GFI/BCCR Seminar: Unforced Southern Ocean deep convection as a driver of millennial-scale Antarctic warming

Joel Pedro (NBI, København Universitet):

Unforced Southern Ocean deep convection as a driver of millennial-scale Antarctic warming

Abstract
Antarctic Isotope Maxima (AIM) – centennial-to-millennial-scale warming events observed in Antarctic ice cores during the last glacial period – are conventionally explained by changes in northward ocean heat transport during Dansgaard-Oeschger events. We propose an alternative mechanism in which internal atmosphere–sea-ice–ocean processes at southern high latitudes play the central role.

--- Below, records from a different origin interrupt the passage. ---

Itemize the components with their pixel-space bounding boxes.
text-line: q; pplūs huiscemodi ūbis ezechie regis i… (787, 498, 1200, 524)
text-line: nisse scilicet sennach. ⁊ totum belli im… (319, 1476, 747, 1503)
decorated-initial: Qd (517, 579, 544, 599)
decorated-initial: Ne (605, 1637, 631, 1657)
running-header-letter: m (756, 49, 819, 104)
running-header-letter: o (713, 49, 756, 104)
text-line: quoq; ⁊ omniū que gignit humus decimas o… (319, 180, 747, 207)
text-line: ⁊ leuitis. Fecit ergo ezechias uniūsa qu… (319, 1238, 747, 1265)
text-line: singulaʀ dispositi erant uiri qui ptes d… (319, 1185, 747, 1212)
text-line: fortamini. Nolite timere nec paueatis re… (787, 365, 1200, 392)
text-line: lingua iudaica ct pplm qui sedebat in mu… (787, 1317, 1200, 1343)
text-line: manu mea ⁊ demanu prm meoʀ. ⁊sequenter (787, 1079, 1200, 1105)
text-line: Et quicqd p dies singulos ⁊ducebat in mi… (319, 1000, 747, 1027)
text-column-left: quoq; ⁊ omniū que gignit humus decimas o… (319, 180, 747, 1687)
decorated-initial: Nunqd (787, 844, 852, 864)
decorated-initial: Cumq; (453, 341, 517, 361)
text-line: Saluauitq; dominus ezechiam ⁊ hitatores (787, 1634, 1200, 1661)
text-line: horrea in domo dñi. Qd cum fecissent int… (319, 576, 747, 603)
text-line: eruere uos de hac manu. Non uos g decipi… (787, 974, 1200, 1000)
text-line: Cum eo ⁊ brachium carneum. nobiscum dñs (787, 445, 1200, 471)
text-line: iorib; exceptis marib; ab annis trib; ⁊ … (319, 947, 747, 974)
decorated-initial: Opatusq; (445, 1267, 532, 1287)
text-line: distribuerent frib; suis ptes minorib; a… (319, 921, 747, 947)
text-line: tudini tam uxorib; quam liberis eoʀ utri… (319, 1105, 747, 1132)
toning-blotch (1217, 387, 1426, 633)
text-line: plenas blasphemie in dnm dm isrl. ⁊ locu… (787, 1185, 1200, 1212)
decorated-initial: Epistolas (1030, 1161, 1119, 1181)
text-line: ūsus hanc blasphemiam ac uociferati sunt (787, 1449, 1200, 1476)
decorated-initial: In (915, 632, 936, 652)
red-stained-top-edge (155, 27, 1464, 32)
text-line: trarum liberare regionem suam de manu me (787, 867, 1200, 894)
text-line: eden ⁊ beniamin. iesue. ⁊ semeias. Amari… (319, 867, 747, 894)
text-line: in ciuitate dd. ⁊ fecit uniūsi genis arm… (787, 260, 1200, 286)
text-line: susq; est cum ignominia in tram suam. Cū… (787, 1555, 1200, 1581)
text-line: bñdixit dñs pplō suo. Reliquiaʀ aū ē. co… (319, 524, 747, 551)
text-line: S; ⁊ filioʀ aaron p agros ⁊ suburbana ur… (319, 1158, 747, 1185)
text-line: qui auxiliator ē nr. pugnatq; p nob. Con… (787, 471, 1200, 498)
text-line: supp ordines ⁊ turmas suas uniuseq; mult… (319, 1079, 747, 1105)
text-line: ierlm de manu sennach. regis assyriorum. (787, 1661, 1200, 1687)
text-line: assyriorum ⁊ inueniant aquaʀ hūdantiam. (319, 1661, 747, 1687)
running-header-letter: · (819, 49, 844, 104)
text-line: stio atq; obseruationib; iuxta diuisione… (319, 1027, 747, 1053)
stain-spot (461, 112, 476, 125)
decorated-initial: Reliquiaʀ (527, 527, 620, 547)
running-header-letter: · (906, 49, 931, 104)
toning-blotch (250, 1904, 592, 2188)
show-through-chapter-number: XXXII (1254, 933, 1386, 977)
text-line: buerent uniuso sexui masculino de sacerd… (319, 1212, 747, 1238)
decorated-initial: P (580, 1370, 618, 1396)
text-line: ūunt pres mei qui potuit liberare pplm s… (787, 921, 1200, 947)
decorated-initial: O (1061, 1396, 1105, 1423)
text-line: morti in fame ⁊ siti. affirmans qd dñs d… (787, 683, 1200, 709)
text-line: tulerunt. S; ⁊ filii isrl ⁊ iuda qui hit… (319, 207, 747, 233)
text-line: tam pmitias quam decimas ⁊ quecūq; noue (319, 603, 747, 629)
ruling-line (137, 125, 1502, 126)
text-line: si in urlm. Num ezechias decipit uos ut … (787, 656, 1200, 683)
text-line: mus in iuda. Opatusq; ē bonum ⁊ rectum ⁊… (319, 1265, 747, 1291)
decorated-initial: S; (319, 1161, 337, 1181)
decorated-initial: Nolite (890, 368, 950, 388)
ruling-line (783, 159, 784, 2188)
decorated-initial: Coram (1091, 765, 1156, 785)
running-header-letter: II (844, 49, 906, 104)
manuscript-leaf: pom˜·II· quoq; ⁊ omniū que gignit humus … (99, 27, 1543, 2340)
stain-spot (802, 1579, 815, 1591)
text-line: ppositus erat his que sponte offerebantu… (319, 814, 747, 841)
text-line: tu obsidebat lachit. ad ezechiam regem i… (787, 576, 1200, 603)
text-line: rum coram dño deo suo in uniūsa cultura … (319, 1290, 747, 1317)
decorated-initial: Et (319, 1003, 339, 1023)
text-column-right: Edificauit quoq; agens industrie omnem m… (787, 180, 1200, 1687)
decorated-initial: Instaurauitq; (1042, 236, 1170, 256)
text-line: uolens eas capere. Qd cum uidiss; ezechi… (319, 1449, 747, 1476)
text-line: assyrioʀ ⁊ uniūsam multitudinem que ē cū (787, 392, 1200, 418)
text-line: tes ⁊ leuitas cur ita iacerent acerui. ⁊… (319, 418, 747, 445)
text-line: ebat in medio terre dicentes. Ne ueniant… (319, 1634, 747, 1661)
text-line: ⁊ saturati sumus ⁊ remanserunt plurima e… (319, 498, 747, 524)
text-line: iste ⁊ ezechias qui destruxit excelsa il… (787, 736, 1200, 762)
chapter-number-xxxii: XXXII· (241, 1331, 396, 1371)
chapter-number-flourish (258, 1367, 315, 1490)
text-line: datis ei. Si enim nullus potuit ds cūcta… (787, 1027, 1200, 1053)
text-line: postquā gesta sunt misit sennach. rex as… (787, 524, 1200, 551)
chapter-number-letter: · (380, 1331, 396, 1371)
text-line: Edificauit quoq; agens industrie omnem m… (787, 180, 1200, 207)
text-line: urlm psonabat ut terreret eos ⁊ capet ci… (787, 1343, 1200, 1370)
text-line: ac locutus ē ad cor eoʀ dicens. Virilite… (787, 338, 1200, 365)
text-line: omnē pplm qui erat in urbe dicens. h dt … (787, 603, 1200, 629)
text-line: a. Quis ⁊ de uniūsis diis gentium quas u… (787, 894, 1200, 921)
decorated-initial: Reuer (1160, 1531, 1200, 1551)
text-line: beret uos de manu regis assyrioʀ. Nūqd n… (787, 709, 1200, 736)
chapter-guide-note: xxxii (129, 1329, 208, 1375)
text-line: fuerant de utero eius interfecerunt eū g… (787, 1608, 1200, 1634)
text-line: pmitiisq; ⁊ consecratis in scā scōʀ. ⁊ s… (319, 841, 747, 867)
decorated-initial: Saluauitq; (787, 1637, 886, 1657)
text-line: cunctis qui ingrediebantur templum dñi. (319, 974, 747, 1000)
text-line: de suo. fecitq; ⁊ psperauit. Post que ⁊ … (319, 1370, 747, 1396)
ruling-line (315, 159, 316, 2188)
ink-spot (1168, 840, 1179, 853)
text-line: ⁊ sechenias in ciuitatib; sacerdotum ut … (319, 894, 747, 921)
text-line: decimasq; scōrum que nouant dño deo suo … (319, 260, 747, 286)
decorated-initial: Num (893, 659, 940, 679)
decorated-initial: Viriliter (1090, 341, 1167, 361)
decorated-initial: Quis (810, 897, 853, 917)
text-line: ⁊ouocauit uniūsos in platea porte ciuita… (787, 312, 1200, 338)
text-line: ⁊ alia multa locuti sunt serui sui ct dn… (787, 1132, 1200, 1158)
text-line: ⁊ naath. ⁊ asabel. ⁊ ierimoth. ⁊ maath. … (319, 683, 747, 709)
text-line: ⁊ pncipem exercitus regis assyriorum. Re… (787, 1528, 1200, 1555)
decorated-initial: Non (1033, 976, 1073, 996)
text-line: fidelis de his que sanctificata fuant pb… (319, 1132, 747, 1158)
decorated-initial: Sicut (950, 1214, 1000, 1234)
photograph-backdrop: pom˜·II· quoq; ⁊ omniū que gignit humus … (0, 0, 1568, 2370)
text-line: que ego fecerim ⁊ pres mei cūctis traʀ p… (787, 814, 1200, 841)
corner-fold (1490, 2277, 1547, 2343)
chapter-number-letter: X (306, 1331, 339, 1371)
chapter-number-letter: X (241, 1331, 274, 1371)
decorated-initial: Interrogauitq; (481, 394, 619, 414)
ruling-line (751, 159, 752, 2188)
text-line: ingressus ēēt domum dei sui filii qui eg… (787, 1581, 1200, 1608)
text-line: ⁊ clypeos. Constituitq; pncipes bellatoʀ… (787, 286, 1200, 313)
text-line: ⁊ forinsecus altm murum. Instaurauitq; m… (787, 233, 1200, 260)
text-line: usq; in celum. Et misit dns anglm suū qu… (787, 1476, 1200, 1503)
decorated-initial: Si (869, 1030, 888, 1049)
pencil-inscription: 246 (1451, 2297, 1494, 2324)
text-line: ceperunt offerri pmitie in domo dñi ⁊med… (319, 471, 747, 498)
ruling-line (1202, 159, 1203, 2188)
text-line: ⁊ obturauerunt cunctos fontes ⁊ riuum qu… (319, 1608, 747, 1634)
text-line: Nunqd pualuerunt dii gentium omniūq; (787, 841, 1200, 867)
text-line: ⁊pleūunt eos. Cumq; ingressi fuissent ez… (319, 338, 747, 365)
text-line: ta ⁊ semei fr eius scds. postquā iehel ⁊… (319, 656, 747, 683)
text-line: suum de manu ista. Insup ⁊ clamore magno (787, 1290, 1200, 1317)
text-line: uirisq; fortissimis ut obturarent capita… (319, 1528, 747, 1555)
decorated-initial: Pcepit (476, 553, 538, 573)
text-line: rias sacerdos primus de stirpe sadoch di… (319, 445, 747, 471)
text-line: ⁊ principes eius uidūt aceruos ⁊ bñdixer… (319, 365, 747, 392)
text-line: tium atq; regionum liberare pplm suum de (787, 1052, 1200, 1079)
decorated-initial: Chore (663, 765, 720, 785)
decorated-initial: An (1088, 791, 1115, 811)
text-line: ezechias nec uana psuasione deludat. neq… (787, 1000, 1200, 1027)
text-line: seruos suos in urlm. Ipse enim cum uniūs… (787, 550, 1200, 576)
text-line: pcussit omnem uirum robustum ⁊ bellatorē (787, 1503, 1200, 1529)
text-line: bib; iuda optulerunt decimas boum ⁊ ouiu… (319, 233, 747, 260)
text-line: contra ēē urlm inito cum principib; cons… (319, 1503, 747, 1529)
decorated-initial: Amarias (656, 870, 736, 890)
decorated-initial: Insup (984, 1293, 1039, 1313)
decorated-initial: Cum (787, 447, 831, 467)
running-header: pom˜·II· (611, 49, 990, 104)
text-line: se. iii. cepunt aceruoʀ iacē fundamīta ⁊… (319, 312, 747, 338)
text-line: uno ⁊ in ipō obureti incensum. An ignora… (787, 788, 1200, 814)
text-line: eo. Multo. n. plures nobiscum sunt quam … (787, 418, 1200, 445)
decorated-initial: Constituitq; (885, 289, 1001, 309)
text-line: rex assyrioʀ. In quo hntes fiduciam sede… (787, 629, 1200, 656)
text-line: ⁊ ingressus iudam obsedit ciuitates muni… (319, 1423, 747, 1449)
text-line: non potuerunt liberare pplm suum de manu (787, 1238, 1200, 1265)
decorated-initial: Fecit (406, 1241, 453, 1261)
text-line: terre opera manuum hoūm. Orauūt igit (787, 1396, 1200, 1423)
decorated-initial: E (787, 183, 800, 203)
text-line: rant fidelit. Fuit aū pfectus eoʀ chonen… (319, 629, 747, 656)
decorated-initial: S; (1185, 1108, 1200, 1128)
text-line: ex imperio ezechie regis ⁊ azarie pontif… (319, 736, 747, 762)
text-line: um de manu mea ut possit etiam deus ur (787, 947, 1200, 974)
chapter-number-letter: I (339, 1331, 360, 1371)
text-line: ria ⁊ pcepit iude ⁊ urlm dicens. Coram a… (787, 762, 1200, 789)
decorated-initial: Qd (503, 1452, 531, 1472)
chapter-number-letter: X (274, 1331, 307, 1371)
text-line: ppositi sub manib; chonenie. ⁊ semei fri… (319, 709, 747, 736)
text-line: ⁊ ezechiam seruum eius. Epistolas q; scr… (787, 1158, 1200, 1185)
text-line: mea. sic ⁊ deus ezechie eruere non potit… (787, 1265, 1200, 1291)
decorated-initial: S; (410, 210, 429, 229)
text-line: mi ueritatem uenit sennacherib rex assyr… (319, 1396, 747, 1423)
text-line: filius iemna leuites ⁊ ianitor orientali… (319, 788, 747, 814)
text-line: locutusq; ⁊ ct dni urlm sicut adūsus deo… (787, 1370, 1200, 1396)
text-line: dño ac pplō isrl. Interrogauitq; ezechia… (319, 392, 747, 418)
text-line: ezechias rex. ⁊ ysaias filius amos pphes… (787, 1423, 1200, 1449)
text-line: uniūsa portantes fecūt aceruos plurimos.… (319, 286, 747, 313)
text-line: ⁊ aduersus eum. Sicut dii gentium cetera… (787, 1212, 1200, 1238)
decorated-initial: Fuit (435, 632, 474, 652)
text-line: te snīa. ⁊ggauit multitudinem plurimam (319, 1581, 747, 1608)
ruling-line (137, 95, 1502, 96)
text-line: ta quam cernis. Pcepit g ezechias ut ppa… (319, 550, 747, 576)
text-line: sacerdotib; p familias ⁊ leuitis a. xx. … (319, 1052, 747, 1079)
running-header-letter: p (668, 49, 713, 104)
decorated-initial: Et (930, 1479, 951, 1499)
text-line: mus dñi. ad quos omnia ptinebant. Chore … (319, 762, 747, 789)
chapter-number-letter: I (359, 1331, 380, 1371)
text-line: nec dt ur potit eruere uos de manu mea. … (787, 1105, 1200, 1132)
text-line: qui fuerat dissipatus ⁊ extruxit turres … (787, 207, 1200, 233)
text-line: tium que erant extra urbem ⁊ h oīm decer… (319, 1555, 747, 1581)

Simulations with a free-running coupled climate model show that heat release associated with Southern Ocean deep convection variability can drive Antarctic temperature variations of 0.5–2.0 °C. The mechanism involves three steps: (1) Preconditioning: heat accumulates at depth in the stratified glacial Southern Ocean; (2) Convection onset: wind and/or sea-ice changes (potentially remotely triggered) tip the preconditioned system into the convective state; (3) Antarctic warming: fast sea-ice–albedo feedbacks (on annual–decadal timescales) and slower Southern Ocean frontal and sea-surface temperature adjustments to convective heat release (on multidecadal–centennial timescales), drive an increase in atmospheric heat and moisture transport over Antarctica.